En général, au cours de la dernière décennie, l’investisseur choisissait d’acheter un lingot ou quelques pièces d’or en lieu et place d’une mine d’or. Si le lingot d’or reste un investissement industriellement discutable, il se désinvestit facilement car le vendeur trouve toujours un acheteur. En dernier recours il existe un intérêt des banques centrales.
À l’inverse de l’or, ces dernières n’ont pas de terres rares dans leurs réserves. Comment mesurer la sécurité de contrepartie sur ce marché de niche sinon que par l’expérience ? Avec L’Inde, la Chine est le premier marché mondial de l’investissement or, seront-ils également investis dans les oxydes de terres rares chinoises ou cela n’est-il réservé qu’aux investisseurs européens ?

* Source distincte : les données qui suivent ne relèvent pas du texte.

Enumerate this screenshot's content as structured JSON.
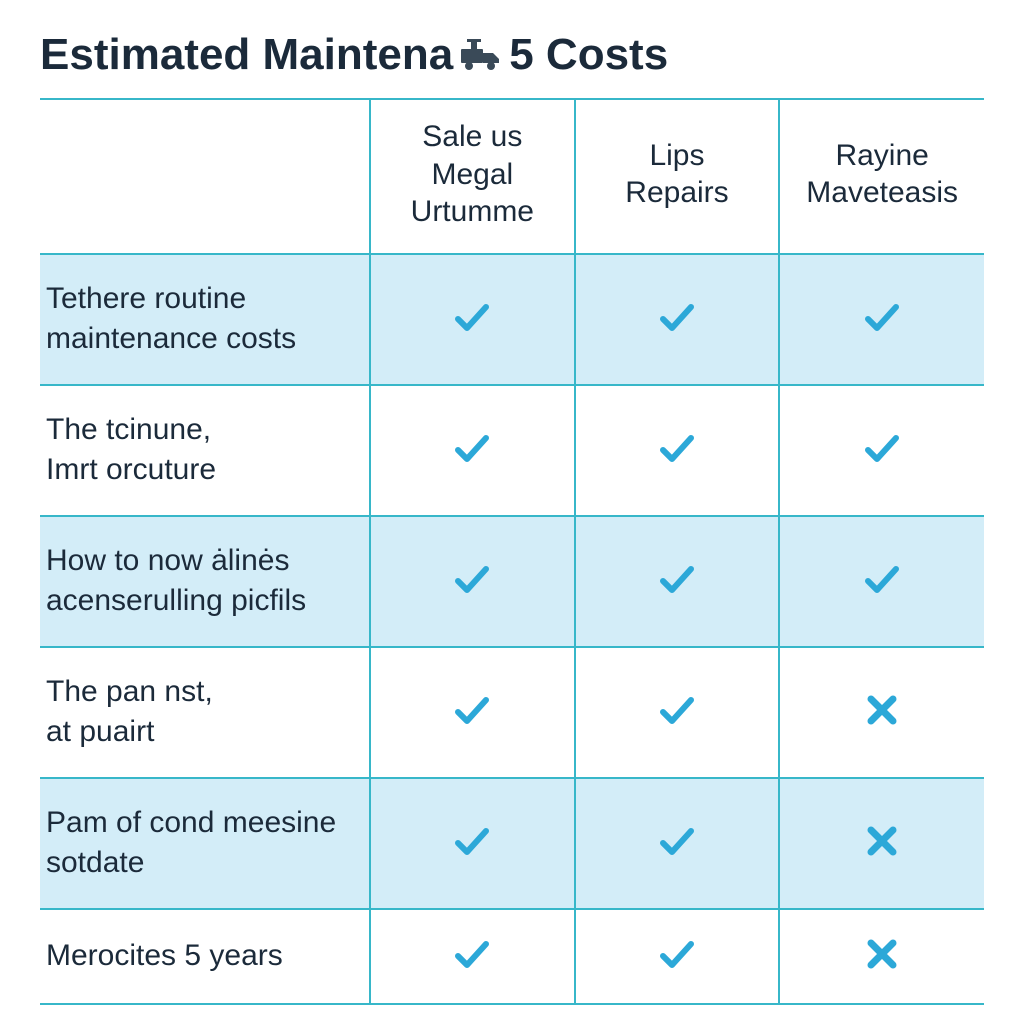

En outre, désinvestir son or ne nécessite qu’une interrogation : le zénith de la dynamique prix de ses deux principales utilisations, la joaillerie et la thésaurisation, est-il atteint ? Désinvestir de l’une ou de plusieurs des terres rares signifie réfléchir aux cycles de leurs différentes applications industrielles. Certaines font appel à leurs caractéristiques magnétiques, ou bien à leurs qualités luminophores, de haute résistance, de polissage, de catalyse, de dépollution… Cette synthèse industrielle sera d’autant moins aisée dans le contexte industriel actuel de redesign to cost, d’écoconception et de recyclage.
Côté mine d’or, les prix actuels de l’or atteignaient temporairement
un plancher qui mettait en péril de nombreuses mines. Mais la
dépréciation des monnaies des pays producteurs face au dollar et la
déflation des prix énergétiques amélioraient le moral des propriétaires
de titres miniers. Le rebond des cotations de nombreuses mines d’or
cotées sur les non moins très nombreux marchés mondiaux depuis le début
de cette année en porte la marque.
Une amélioration des coûts miniers des terres rares est attendue pour les mêmes raisons, mais les prix actuels des métalloïdes comparés à ceux de la période 2011-2012, ouvrent des perspectives plus laborieuses. Toutefois, le choix de l’investisseur est numériquement plus simple que pour les mines d’or : quelques mines de terres rares chinoises sont intégrées à des groupes miniers diversifiés, parfois ils sont cotés, en Chine ; deux mines australienne et californienne sont cotées sur les marchés occidentaux ; un certain nombre de juniors plus ou moins risquées sont offertes aux investisseurs.
Au final, la sécurité d’un investissement dans un marché rompu aux crises tel que celui de l’or est-il comparable à celui des terres rare ? Le succès de l’or au cours des siècles repose dans ce qu’il n’est la dette de personne, l’innovation dans ce domaine est à manier avec précaution et plus de précision.